I hear Henry Waxman is try to lead the way in Congress to stop global warming, which makes sense because it kinda looks like his face is melting.
I hear Henry Waxman is try to lead the way in Congress to stop global warming, which makes sense because it kinda looks like his face is melting.
Good Lord….how can any man be that singularly unattractive and bizarre-looking? No wonder he is so pissed off at all of us….and clearly looking to get even.
I say we impeach him for impersonating a human.
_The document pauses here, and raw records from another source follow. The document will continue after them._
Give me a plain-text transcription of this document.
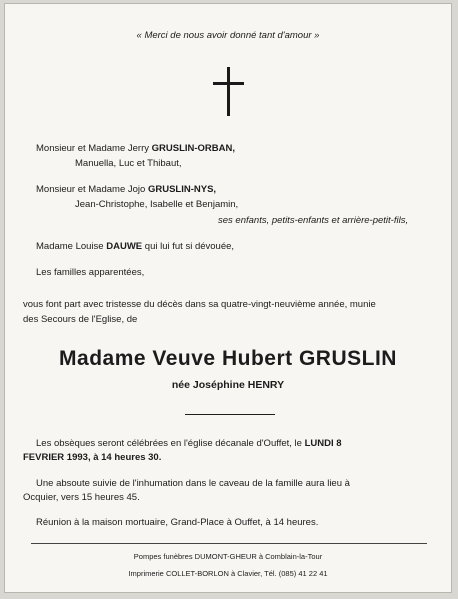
« Merci de nous avoir donné tant d'amour »
Monsieur et Madame Jerry GRUSLIN-ORBAN,
Manuella, Luc et Thibaut,
Monsieur et Madame Jojo GRUSLIN-NYS,
Jean-Christophe, Isabelle et Benjamin,
ses enfants, petits-enfants et arrière-petit-fils,
Madame Louise DAUWE qui lui fut si dévouée,
Les familles apparentées,
vous font part avec tristesse du décès dans sa quatre-vingt-neuvième année, munie
des Secours de l'Eglise, de
Madame Veuve Hubert GRUSLIN
née Joséphine HENRY
Les obsèques seront célébrées en l'église décanale d'Ouffet, le LUNDI 8
FEVRIER 1993, à 14 heures 30.
Une absoute suivie de l'inhumation dans le caveau de la famille aura lieu à
Ocquier, vers 15 heures 45.
Réunion à la maison mortuaire, Grand-Place à Ouffet, à 14 heures.
Pompes funèbres DUMONT-GHEUR à Comblain-la-Tour
Imprimerie COLLET-BORLON à Clavier, Tél. (085) 41 22 41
The ugliest man on earth-Can Nostrildamus see the future? Astral Navigators or Nostril Alligators? You be the judge. To test seeing the future you must look up his nose. To do this you must schedule an appointment as he has a full time crew of mexican yard workers on nose hair grooming duties. Attention Black and Decker: They can not get their weed wackers to last more than a few weeks. Guru is only another word for boogers from the root of your soul. The greatest insights on the future come from the highly prized 2 knuckle nuggets. They are poured over by liberal think tanks looking to gain an edge with predictive action against terrorists. Note: Will someone please alert the Discovery Channel that their opportunity to film the booger man has arrived.
In a fight between Waxman and Aquaman … everybody wins!
He is “the face” of the democrat party
I’ve been tough on AquaMan over the years but I must admit that I think he could take this twit!
he looks like the love child of mr. ed and al franken
This lovely piece of… work… Waxman is one of the prime movers behind CPSIA, the law that on Feb. 10 is set to put thousands of people out of their jobs. He helped write the law that was supposed to protect kids from lead poisoning, but instead makes everybody who makes a product for kids prove that their products are lead-free– and it applies retroactively to everything, including children’s libraries, playgrounds, thrift stores, school supplies, science kits, jewelry, clothing, and toys. The testing is expensive and, in many cases, completely unnecessary. Believe me, I have some really good plans for if I ever get ahold of the mother****ers who wrote this law. I’m gonna lock ’em in a room with my kids and a roll of duct tape.